= Carlos Vaquera =

Carlos Vaquera (born December 8, 1962, in León, Spain) is an international artist who mixes magic with poetry, mime with humour, and illusions with the power of the mind. He has won, among other awards, the European championship of close-up magic in London, the first prize of close-up in Las Vegas, and the "French Societies of Illusionism" rewarded him by giving him the "Mandrake d' Or" (the equivalent of the Oscars in the film industry). He worked as a host on the national Belgium television (RTBF) and as an actor in theaters. He is also a coach on body language and influence.

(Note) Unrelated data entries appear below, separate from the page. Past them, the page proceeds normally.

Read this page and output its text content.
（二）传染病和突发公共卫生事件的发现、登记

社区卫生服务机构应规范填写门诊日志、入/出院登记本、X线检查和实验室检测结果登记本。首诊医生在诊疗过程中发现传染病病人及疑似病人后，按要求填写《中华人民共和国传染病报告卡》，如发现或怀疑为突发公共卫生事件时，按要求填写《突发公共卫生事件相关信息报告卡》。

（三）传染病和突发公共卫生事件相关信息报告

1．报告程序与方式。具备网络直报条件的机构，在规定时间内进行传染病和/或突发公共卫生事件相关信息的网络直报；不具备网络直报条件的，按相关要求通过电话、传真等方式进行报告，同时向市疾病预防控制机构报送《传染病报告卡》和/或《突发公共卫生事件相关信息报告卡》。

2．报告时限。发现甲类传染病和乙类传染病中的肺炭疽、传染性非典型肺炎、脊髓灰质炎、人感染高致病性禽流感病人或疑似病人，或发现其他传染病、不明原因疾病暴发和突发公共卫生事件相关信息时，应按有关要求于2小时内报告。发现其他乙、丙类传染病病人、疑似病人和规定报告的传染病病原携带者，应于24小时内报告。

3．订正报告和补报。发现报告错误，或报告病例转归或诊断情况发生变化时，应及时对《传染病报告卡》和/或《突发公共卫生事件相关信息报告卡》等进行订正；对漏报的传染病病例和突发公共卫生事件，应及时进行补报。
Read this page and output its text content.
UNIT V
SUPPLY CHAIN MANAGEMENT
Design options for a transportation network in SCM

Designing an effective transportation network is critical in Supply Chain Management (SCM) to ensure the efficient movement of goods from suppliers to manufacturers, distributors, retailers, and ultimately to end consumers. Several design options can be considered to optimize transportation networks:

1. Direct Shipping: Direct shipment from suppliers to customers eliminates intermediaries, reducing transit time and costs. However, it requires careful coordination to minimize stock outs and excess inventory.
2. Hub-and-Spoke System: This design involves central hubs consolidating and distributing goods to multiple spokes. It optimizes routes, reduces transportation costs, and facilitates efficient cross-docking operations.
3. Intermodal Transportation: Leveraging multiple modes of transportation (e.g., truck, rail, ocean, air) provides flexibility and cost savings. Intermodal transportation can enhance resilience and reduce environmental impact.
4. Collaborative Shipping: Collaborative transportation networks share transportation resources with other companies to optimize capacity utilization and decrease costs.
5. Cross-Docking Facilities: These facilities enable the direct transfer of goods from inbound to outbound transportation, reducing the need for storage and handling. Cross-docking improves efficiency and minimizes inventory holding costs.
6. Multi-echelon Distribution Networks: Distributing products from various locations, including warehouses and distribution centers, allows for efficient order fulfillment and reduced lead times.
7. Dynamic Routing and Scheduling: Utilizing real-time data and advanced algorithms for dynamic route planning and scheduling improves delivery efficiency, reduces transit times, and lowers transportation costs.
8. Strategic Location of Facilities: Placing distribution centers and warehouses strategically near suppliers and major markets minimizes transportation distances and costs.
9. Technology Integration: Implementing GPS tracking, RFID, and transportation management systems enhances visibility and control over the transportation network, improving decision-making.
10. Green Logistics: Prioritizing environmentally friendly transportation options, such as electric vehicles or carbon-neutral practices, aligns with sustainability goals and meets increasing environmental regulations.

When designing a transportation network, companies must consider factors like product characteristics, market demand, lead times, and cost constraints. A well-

He has written many articles on the subject.

==Awards==
- Society of American Magicians, 1987, Las Vegas
- International Brotherhood of Magicians, 1987, Nashville
- Kevin Reay Trophy, International Close Up Competition, 1987, Belgium
- Mandrake d'Or, 2005 in Paris France

==One man shows ==
"Démons et Merveilles"
"iMAGIEnaire"
"L'Apprenti-Sage"

==Special events==

- The "Gala de la Croix Rouge" in the presence of Prince Rainier of Monaco, Princess Caroline, Princess Stephanie and Prince Albert
- "Bal de la Rose" in the presence of Prince Rainier of Monaco, Princess Caroline, Princess Stephanie and Prince Albert
- 50th birthday of Prince Albert of Belgium in the presence of Princess Paola and Princess Astrid
- 17th World Magic Convention
- Show of mentalism in front of the Belgian royal family for the 18 years of prince Amedéo.
- "Best of Belgium - Une fête Royale" for the 175th years of Belgium in the "Four Seasons" of Hong Kong in presence of the Belgium prime minister Guy Verhofstadt and the minister of finances Didier Reynders.
- International Film Festival in Cannes
- Le 18ème anniversaire du Prince Amadéo en présence de la famille Royale Belge.
- L’anniversaire de la Princesse au Palais Royal.